The wearing of headscarves has become a very contentious issue in many countries – for example in France, Germany, and Turkey. Do you feel that women in headscarves are perceived differently in the US? Are there still misconceptions? How about as an artist?
I can relate to this question based on personal experience. It’s true, in the USA, women who wear a headscarf are still perceived differently. But I guess it has improved a lot from a few years back. This is mainly because of increased exposure to the Muslim world in the media. Also, many American Muslims are asserting themselves more and more, trying to be seen and heard in a positive way. American society has tremendous tolerance for diversity, and it’s easier to be different here, probably more than any other place. That’s why many Muslim women feel liberated to make a choice about whether to wear the headscarf or not.

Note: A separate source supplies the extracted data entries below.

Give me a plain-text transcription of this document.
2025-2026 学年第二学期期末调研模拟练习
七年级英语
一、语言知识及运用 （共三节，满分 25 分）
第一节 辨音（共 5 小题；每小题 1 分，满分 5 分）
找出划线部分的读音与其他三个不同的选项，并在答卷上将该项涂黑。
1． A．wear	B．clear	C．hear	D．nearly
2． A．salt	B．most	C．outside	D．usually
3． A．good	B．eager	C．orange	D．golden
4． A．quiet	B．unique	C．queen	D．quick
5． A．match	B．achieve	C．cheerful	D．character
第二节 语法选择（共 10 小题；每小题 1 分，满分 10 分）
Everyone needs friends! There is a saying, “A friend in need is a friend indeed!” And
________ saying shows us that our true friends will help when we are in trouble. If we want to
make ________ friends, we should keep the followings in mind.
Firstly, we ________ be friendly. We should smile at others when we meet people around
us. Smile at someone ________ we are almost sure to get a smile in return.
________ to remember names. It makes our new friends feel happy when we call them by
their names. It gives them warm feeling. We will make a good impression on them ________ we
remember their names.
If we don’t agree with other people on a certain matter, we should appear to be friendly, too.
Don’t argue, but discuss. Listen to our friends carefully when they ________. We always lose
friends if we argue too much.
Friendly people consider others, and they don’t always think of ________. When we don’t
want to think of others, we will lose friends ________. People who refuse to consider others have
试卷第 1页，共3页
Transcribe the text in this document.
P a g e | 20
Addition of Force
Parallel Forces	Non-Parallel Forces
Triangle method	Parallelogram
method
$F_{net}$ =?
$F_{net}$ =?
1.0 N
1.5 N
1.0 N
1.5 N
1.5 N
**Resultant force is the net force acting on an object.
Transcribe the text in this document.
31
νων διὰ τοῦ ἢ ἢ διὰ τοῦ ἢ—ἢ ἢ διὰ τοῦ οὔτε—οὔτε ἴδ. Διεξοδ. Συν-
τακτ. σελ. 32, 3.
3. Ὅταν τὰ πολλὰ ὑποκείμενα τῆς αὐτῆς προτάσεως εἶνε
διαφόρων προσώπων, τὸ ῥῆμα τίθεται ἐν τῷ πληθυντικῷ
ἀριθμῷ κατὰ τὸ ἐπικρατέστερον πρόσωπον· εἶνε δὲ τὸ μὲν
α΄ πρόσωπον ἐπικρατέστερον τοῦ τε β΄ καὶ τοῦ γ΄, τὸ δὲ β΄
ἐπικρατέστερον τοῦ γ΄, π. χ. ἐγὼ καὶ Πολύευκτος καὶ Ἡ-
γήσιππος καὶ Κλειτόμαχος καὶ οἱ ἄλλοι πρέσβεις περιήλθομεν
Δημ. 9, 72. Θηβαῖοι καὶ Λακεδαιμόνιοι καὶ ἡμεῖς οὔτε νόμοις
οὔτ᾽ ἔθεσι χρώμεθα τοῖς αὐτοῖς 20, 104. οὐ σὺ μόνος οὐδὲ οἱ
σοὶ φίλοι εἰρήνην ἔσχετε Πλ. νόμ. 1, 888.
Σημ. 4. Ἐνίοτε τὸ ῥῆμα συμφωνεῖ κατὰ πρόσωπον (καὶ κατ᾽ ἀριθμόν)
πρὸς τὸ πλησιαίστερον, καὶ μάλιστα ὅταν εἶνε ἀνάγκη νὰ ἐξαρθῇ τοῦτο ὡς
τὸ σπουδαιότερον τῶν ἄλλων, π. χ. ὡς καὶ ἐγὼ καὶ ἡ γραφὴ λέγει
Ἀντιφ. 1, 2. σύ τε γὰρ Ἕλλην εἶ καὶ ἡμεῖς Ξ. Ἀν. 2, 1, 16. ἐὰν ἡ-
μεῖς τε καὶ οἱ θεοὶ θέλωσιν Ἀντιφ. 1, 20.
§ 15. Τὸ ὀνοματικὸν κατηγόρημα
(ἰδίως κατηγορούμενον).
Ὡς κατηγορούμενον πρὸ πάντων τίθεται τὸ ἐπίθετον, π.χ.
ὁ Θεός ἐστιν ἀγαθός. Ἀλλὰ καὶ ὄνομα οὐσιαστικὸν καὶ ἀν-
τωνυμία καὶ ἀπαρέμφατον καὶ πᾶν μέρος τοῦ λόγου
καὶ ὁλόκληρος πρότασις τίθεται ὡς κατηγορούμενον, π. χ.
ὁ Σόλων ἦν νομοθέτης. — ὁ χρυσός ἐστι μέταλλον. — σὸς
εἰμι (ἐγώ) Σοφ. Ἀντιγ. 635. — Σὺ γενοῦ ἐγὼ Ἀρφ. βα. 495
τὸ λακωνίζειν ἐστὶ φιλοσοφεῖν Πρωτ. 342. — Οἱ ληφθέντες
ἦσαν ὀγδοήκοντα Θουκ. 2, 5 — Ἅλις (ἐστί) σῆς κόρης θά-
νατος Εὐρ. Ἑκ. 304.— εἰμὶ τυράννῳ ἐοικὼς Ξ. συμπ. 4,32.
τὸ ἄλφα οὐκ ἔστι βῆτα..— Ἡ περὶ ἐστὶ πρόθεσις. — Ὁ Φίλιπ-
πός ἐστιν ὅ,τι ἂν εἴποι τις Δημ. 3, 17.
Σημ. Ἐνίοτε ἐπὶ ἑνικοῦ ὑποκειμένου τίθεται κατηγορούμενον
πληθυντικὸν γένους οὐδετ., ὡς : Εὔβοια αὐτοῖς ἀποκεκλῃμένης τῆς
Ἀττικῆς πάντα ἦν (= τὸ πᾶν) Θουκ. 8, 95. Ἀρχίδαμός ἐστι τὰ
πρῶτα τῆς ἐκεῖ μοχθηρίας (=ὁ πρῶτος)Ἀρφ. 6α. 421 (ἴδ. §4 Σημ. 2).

If there is one message you would like this work to convey – what would that be?
Unfortunately, the headscarf has become such a controversial issue. It’s actually a very small part of a much bigger value system that I and many other Muslims try to embrace in our everyday lives. This value system emphasizes high moral and ethical standards in society, as prescribed by God. I guess it’s the visual aspect of the headscarf that attracts so much attention. I hope we will soon move beyond it to more important issues.